The law calls for testing and regulation of the content of all marijuana products. This is relatively easy for herbal product, which is amenable to lot-testing. It’s easy for a regulator to pick up a large bag of marijuana from a producer, reach in and grab a random flower, and grind it up for testing, and in fact this practice was already popular among medical producers in and outside of Washington. Testing for edibles is much more difficult. Reaching into a bag of brownies and testing one doesn’t tell you much about what’s in the others. Nor does it to sufficient to test the intermediate chemical extract, since a processor could still over-, under-, or inconsistently dose it into product. This happens quite often, and Annie Lowrey has written a great article on that in the New York Times.

The law requires that marijuana is produced without any harmful chemical agents. The difficulty is that marijuana production has often become a chemically-intensive process. Producers use insecticides to prevent mites from ruining a whole crop, fertilizer to ensure high yields, and a handful of other chemicals to prevent fungus and mold.

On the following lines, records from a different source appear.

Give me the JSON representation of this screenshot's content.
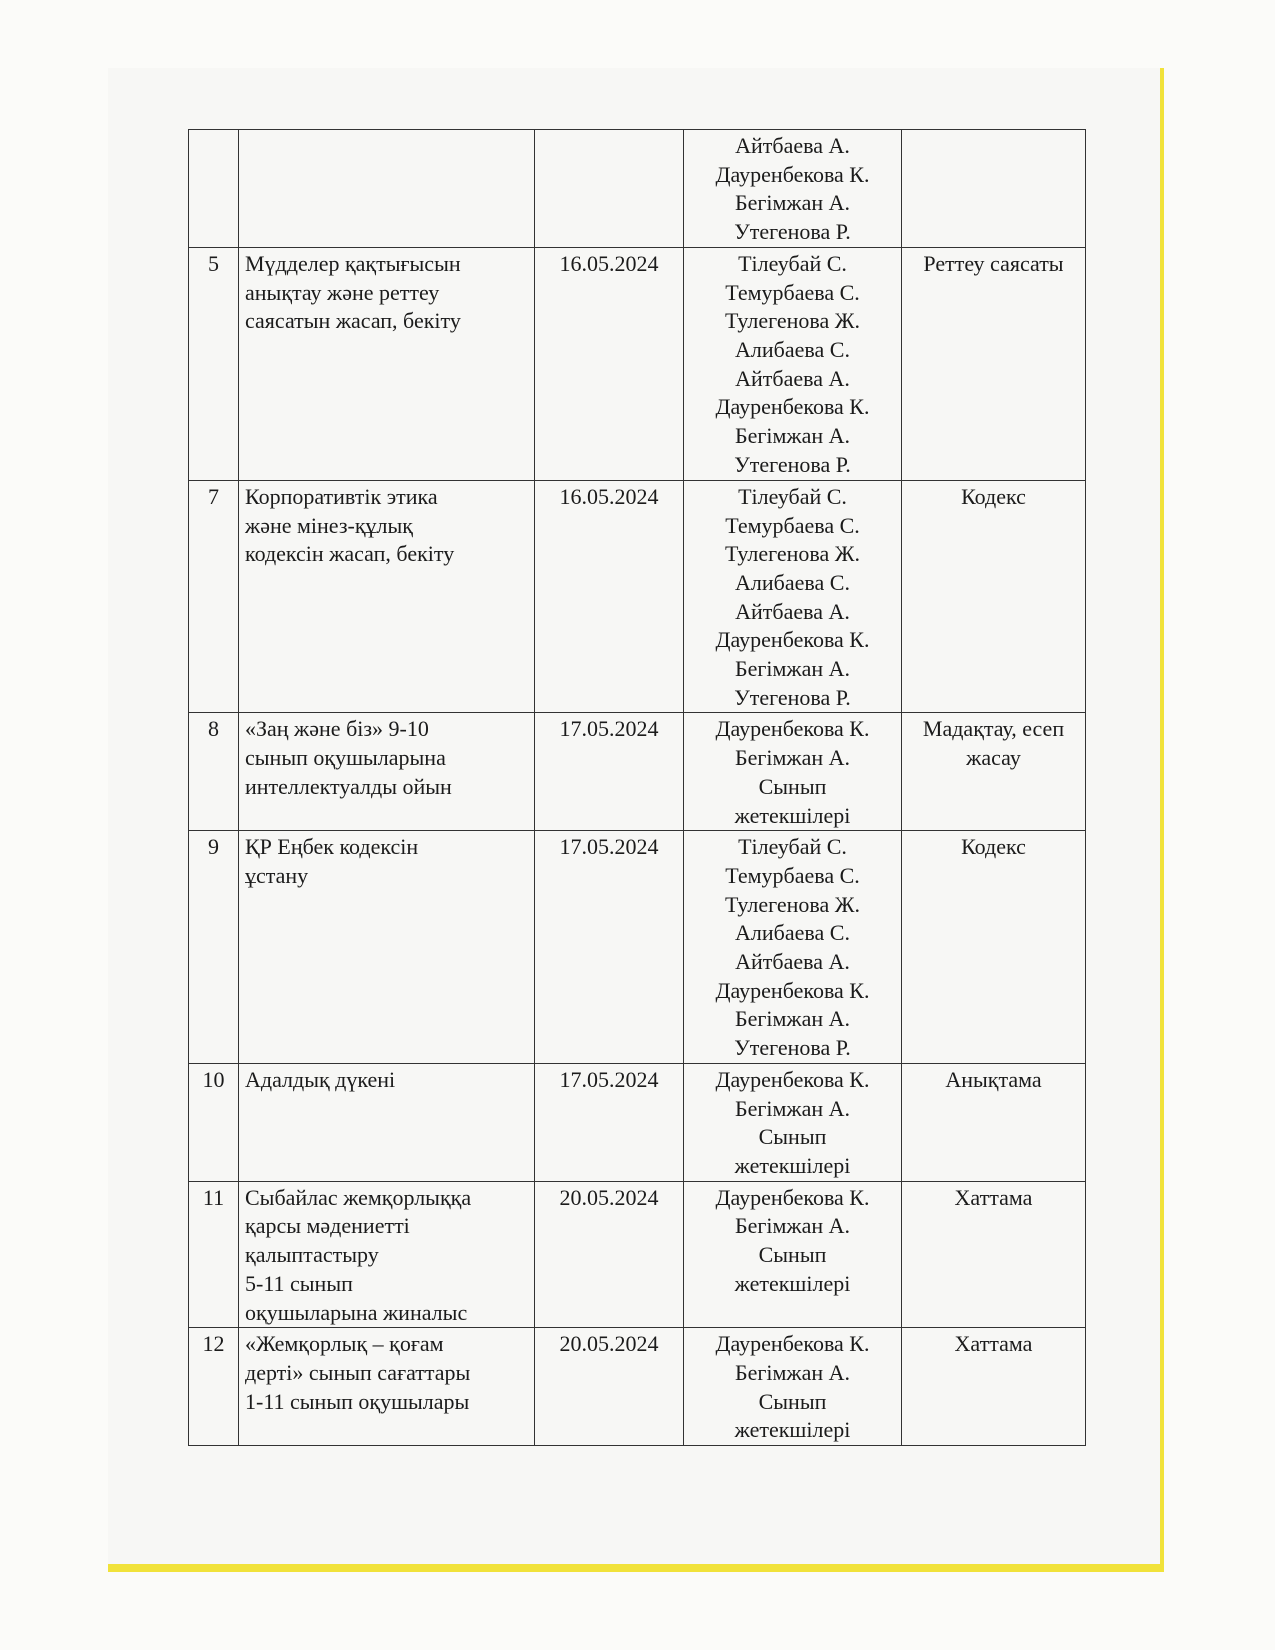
{
  "rows": [
    {
      "num": "",
      "task": [],
      "date": "",
      "responsible": [
        "Айтбаева А.",
        "Дауренбекова К.",
        "Бегімжан А.",
        "Утегенова Р."
      ],
      "result": []
    },
    {
      "num": "5",
      "task": [
        "Мүдделер қақтығысын",
        "анықтау және реттеу",
        "саясатын жасап, бекіту"
      ],
      "date": "16.05.2024",
      "responsible": [
        "Тілеубай С.",
        "Темурбаева С.",
        "Тулегенова Ж.",
        "Алибаева С.",
        "Айтбаева А.",
        "Дауренбекова К.",
        "Бегімжан А.",
        "Утегенова Р."
      ],
      "result": [
        "Реттеу саясаты"
      ]
    },
    {
      "num": "7",
      "task": [
        "Корпоративтік этика",
        "және мінез-құлық",
        "кодексін жасап, бекіту"
      ],
      "date": "16.05.2024",
      "responsible": [
        "Тілеубай С.",
        "Темурбаева С.",
        "Тулегенова Ж.",
        "Алибаева С.",
        "Айтбаева А.",
        "Дауренбекова К.",
        "Бегімжан А.",
        "Утегенова Р."
      ],
      "result": [
        "Кодекс"
      ]
    },
    {
      "num": "8",
      "task": [
        "«Заң және біз» 9-10",
        "сынып оқушыларына",
        "интеллектуалды ойын"
      ],
      "date": "17.05.2024",
      "responsible": [
        "Дауренбекова К.",
        "Бегімжан А.",
        "Сынып",
        "жетекшілері"
      ],
      "result": [
        "Мадақтау, есеп",
        "жасау"
      ]
    },
    {
      "num": "9",
      "task": [
        "ҚР Еңбек кодексін",
        "ұстану"
      ],
      "date": "17.05.2024",
      "responsible": [
        "Тілеубай С.",
        "Темурбаева С.",
        "Тулегенова Ж.",
        "Алибаева С.",
        "Айтбаева А.",
        "Дауренбекова К.",
        "Бегімжан А.",
        "Утегенова Р."
      ],
      "result": [
        "Кодекс"
      ]
    },
    {
      "num": "10",
      "task": [
        "Адалдық дүкені"
      ],
      "date": "17.05.2024",
      "responsible": [
        "Дауренбекова К.",
        "Бегімжан А.",
        "Сынып",
        "жетекшілері"
      ],
      "result": [
        "Анықтама"
      ]
    },
    {
      "num": "11",
      "task": [
        "Сыбайлас жемқорлыққа",
        "қарсы мәдениетті",
        "қалыптастыру",
        "5-11 сынып",
        "оқушыларына жиналыс"
      ],
      "date": "20.05.2024",
      "responsible": [
        "Дауренбекова К.",
        "Бегімжан А.",
        "Сынып",
        "жетекшілері"
      ],
      "result": [
        "Хаттама"
      ]
    },
    {
      "num": "12",
      "task": [
        "«Жемқорлық – қоғам",
        "дерті» сынып сағаттары",
        "1-11 сынып оқушылары"
      ],
      "date": "20.05.2024",
      "responsible": [
        "Дауренбекова К.",
        "Бегімжан А.",
        "Сынып",
        "жетекшілері"
      ],
      "result": [
        "Хаттама"
      ]
    }
  ]
}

The job of regulators was to prevent any and all chemicals that were environmentally destructive or hazardous to health. Normally, this falls into the hands of the USDA. But because marijuana remains a federally illegal substance, the USDA kept its hands off the issue, and regulators had to make up their own knowledge base.

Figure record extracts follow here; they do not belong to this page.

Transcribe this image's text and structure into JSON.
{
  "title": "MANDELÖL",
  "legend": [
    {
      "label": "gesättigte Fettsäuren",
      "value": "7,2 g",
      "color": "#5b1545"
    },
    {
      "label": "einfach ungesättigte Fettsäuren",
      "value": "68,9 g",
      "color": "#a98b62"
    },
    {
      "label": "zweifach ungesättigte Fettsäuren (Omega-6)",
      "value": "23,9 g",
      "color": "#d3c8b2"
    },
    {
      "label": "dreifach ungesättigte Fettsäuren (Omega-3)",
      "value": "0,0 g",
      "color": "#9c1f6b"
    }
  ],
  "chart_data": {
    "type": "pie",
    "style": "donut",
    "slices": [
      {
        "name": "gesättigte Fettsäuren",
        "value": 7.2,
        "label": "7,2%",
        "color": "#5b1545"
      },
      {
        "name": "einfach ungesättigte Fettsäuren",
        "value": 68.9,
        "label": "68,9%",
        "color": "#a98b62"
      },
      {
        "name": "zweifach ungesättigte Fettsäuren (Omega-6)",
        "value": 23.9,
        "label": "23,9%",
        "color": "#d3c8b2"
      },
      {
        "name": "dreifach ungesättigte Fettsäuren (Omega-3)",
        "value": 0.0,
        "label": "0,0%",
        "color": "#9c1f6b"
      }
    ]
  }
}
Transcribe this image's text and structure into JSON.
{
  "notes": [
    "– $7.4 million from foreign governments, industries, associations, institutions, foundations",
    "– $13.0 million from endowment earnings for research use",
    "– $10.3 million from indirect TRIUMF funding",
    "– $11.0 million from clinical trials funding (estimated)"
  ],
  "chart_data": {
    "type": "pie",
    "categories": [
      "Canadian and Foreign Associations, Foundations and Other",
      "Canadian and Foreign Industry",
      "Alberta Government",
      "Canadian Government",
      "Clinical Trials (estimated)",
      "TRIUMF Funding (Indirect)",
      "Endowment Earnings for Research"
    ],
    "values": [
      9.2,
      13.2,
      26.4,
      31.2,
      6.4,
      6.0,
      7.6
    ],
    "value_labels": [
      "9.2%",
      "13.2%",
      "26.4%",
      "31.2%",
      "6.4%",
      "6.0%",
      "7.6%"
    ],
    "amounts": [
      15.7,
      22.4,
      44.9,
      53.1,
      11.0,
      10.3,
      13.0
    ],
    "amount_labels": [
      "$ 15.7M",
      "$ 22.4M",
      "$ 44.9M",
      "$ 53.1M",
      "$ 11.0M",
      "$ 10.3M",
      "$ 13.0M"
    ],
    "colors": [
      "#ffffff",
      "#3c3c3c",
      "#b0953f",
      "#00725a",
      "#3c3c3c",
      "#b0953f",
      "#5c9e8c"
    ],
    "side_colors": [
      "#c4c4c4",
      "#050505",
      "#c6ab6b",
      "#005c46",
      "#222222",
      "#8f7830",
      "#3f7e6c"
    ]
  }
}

But for me, the single most interesting moment came in July at a press conference at the top floor of the Columbia Tower. Jamon Shively, former Microsoft manager and then-decided pioneer/narcotics trafficker, announced his plans for a national marijuana brand. This was complete with a hipster-friendly (i.e. masculine, old-timey, and mustachioed) logo and namesake, Diego Pellicer, Jamon’s grandfather and a marijuana producer in his old time, as well as a guest appearance and tacit endorsement by Vicente Fox, former President of Mexico. The reporters in presence, of which there were many, vascillated between buying into the hype of a brave emerging brand and asking Shively clarifying questions, such as: “So what you’re announcing is a conspiracy to traffic Federal narcotics?” To which Shively responded: “I’m announcing a conspiracy to obey Federal law.” Exactly how that would play out, Shively didn’t say, but he promised that his lawyers assured him it would all be legal. For a few weeks after the press conference, Diego Pellicer splashed headlines with sensational quotes: asked what he would do if the Federal government came after him, he paraphrased Obi-Wan Kenobi’s “Darth, if you strike me down I will become more powerful than you can imagine.” (Another of Shively’s big headlines came from a post from this very blog, and can be found here or by googling “insensate greedhead.”) It was only a few weeks before Diego Pellicer went silent, though its website is still operating.

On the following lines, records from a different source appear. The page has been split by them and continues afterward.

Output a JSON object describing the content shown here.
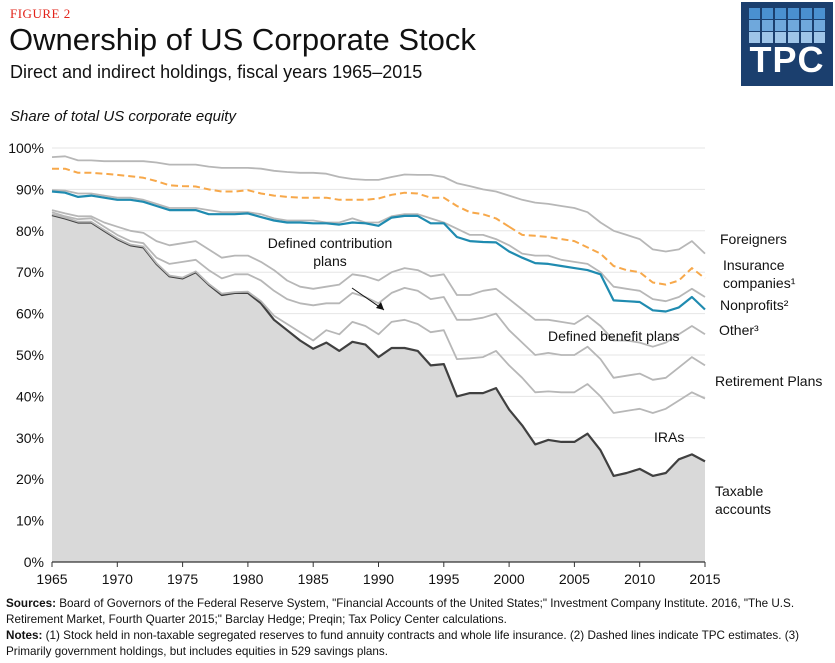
{
  "figure_label": "FIGURE 2",
  "logo": {
    "text": "TPC",
    "color": "#1b3f6e",
    "square_colors": [
      "#4a90d0",
      "#6fa8dc",
      "#9fc5e8"
    ]
  },
  "chart_data": {
    "type": "area",
    "title": "Ownership of US Corporate Stock",
    "subtitle": "Direct and indirect holdings, fiscal years 1965–2015",
    "ylabel": "Share of total US corporate equity",
    "xlabel": "",
    "ylim": [
      0,
      100
    ],
    "yticks": [
      0,
      10,
      20,
      30,
      40,
      50,
      60,
      70,
      80,
      90,
      100
    ],
    "ytick_labels": [
      "0%",
      "10%",
      "20%",
      "30%",
      "40%",
      "50%",
      "60%",
      "70%",
      "80%",
      "90%",
      "100%"
    ],
    "xlim": [
      1965,
      2015
    ],
    "xticks": [
      1965,
      1970,
      1975,
      1980,
      1985,
      1990,
      1995,
      2000,
      2005,
      2010,
      2015
    ],
    "x": [
      1965,
      1966,
      1967,
      1968,
      1969,
      1970,
      1971,
      1972,
      1973,
      1974,
      1975,
      1976,
      1977,
      1978,
      1979,
      1980,
      1981,
      1982,
      1983,
      1984,
      1985,
      1986,
      1987,
      1988,
      1989,
      1990,
      1991,
      1992,
      1993,
      1994,
      1995,
      1996,
      1997,
      1998,
      1999,
      2000,
      2001,
      2002,
      2003,
      2004,
      2005,
      2006,
      2007,
      2008,
      2009,
      2010,
      2011,
      2012,
      2013,
      2014,
      2015
    ],
    "series": [
      {
        "name": "Taxable accounts",
        "style": "area",
        "color": "#d9d9d9",
        "line_color": "#404040",
        "values": [
          83.8,
          83,
          82,
          82,
          80,
          78,
          76.5,
          76,
          72,
          69,
          68.5,
          70,
          67,
          64.5,
          65,
          65,
          62.5,
          58.5,
          56,
          53.5,
          51.5,
          53,
          51,
          53.2,
          52.5,
          49.5,
          51.7,
          51.7,
          51,
          47.5,
          47.8,
          40,
          40.8,
          40.8,
          42,
          36.8,
          33,
          28.4,
          29.5,
          29,
          29,
          31,
          27,
          20.8,
          21.5,
          22.5,
          20.8,
          21.5,
          24.8,
          26,
          24.3
        ]
      },
      {
        "name": "IRAs",
        "style": "line",
        "color": "#b7b7b7",
        "values": [
          84,
          83.2,
          82.2,
          82.2,
          80.2,
          78.2,
          76.7,
          76.2,
          72.2,
          69.2,
          68.7,
          70.2,
          67.2,
          64.8,
          65.2,
          65.3,
          63,
          59.5,
          57.5,
          55.5,
          53.5,
          56,
          55,
          58,
          57,
          55,
          58,
          58.5,
          57.5,
          55.5,
          56,
          49,
          49.2,
          49.5,
          51,
          47.5,
          44.5,
          41,
          41.2,
          41,
          41,
          43,
          40,
          36,
          36.5,
          37,
          36,
          37,
          39,
          41,
          39.5
        ]
      },
      {
        "name": "Defined benefit plans",
        "style": "line",
        "color": "#b7b7b7",
        "values": [
          84.5,
          83.5,
          82.8,
          83,
          81,
          79,
          77.5,
          77,
          73.5,
          72,
          72.5,
          73,
          70.5,
          68.5,
          69.5,
          69.5,
          68,
          65.5,
          63.5,
          62.5,
          62,
          62.5,
          62.5,
          65,
          64,
          62.5,
          65,
          66.2,
          65.5,
          63.5,
          64,
          58.5,
          58.5,
          59,
          60,
          56,
          53,
          50,
          50.5,
          50,
          50,
          52,
          49,
          44.5,
          45,
          45.5,
          44,
          44.5,
          47,
          49.5,
          47.5
        ]
      },
      {
        "name": "Defined contribution plans",
        "style": "line",
        "color": "#b7b7b7",
        "values": [
          85,
          84.2,
          83.5,
          83.5,
          82,
          81,
          80,
          79.5,
          77.5,
          76.5,
          77,
          77.5,
          75.5,
          73.5,
          74,
          74,
          72.5,
          70.5,
          68,
          66.5,
          66,
          66.5,
          67,
          69.5,
          69,
          68,
          70,
          71,
          70.5,
          69,
          69.5,
          64.5,
          64.5,
          65.5,
          66,
          63.5,
          61,
          58.5,
          58.5,
          58,
          57.5,
          59.5,
          57,
          53.5,
          53.5,
          53,
          52,
          53,
          55,
          57,
          55
        ]
      },
      {
        "name": "Other",
        "style": "line",
        "color": "#b7b7b7",
        "values": [
          89.8,
          89.7,
          89,
          89,
          88.5,
          88,
          88,
          87.5,
          86.5,
          85.5,
          85.5,
          85.5,
          85,
          84.5,
          84.5,
          84.5,
          84,
          83,
          82.5,
          82.5,
          82.5,
          82,
          82,
          83,
          82,
          82,
          83.5,
          84,
          84,
          83,
          82,
          80.5,
          79,
          79,
          78,
          76.5,
          74.5,
          74,
          74,
          73,
          72.5,
          72,
          70,
          66.5,
          66,
          65.5,
          63.5,
          63,
          64,
          66,
          64
        ]
      },
      {
        "name": "Nonprofits",
        "style": "line",
        "color": "#1f8bb0",
        "values": [
          89.5,
          89.2,
          88.2,
          88.5,
          88,
          87.5,
          87.5,
          87,
          86,
          85,
          85,
          85,
          84,
          84,
          84,
          84.2,
          83.3,
          82.5,
          82,
          82,
          81.8,
          81.8,
          81.5,
          82,
          81.8,
          81.2,
          83.2,
          83.6,
          83.6,
          81.8,
          81.8,
          78.5,
          77.5,
          77.3,
          77.2,
          75,
          73.5,
          72.2,
          72,
          71.5,
          71,
          70.5,
          69.5,
          63.2,
          63,
          62.8,
          60.8,
          60.5,
          61.5,
          64,
          61
        ]
      },
      {
        "name": "Insurance companies",
        "style": "dashed",
        "color": "#f7a84a",
        "values": [
          95,
          95,
          94,
          94,
          93.8,
          93.5,
          93.2,
          92.8,
          92,
          91,
          90.8,
          90.7,
          90,
          89.5,
          89.5,
          89.8,
          89,
          88.5,
          88.2,
          88,
          88,
          88,
          87.5,
          87.5,
          87.5,
          87.8,
          88.7,
          89.2,
          89,
          88,
          88,
          86,
          84.5,
          84,
          83,
          81,
          79,
          78.8,
          78.5,
          78,
          77.5,
          76,
          74.5,
          71.5,
          70.5,
          70,
          67.5,
          67,
          68,
          71,
          68.5
        ]
      },
      {
        "name": "Foreigners",
        "style": "line",
        "color": "#b7b7b7",
        "values": [
          97.8,
          98,
          97,
          97,
          96.8,
          96.8,
          96.8,
          96.8,
          96.5,
          96,
          96,
          96,
          95.5,
          95.2,
          95.2,
          95.2,
          95,
          94.5,
          94.2,
          94,
          94,
          93.8,
          93,
          92.5,
          92.3,
          92.3,
          93,
          93.6,
          93.5,
          93.5,
          93,
          91.5,
          90.8,
          90,
          89.5,
          88.5,
          87.5,
          86.8,
          86.5,
          86,
          85.5,
          84.5,
          82,
          80,
          79,
          78,
          75.5,
          75,
          75.5,
          77.5,
          74.5
        ]
      }
    ],
    "annotations": [
      {
        "lines": [
          "Foreigners"
        ]
      },
      {
        "lines": [
          "Insurance",
          "companies¹"
        ]
      },
      {
        "lines": [
          "Nonprofits²"
        ]
      },
      {
        "lines": [
          "Other³"
        ]
      },
      {
        "lines": [
          "Defined benefit plans"
        ]
      },
      {
        "lines": [
          "Defined contribution",
          "plans"
        ]
      },
      {
        "lines": [
          "Retirement Plans"
        ]
      },
      {
        "lines": [
          "IRAs"
        ]
      },
      {
        "lines": [
          "Taxable",
          "accounts"
        ]
      }
    ]
  },
  "footer": {
    "sources_label": "Sources:",
    "sources_text": " Board of Governors of the Federal Reserve System, \"Financial Accounts of the United States;\" Investment Company Institute. 2016, \"The U.S. Retirement Market, Fourth Quarter 2015;\" Barclay Hedge; Preqin; Tax Policy Center calculations.",
    "notes_label": "Notes:",
    "notes_text": " (1) Stock held in non-taxable segregated reserves to fund annuity contracts and whole life insurance. (2) Dashed lines indicate TPC estimates. (3) Primarily government holdings, but includes equities in 529 savings plans."
  }
}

So maybe there’s one thing in common between Diego Pellicer and the Washington State Liquor Control Board. Both were assured that what they were doing was entirely legal (though perhaps Pellicer’s were wrong), but doing the actual trail-blazing and underneath the shadow of Federal prohibition was pragmatically much more difficult. And both have lost a ton of money by not having already set up business – Colorado expects to bring in $98 million in tax revenues this year, and Washington has one-third more people and takes roughly double the tax cut. Regardless, for Washington State, late is better than never, and marijuana legalization is still a very big deal. July 2014 is still a much earlier date for marijuana legalization than most people would have estimated just a few years ago.

Author: Steve Davenport

UCLA alum Class of 2009. Tech admin for RBC.

2 thoughts on “Washington’s long path from marijuana legalization to implementation”

  1. Is "Steve Davenport" here the equivalent of "a well-informed source close to Dr Kissinger"?

  2. I wish I were, if only for the sex appeal. I've never been able to understand how Kissinger pulled that off.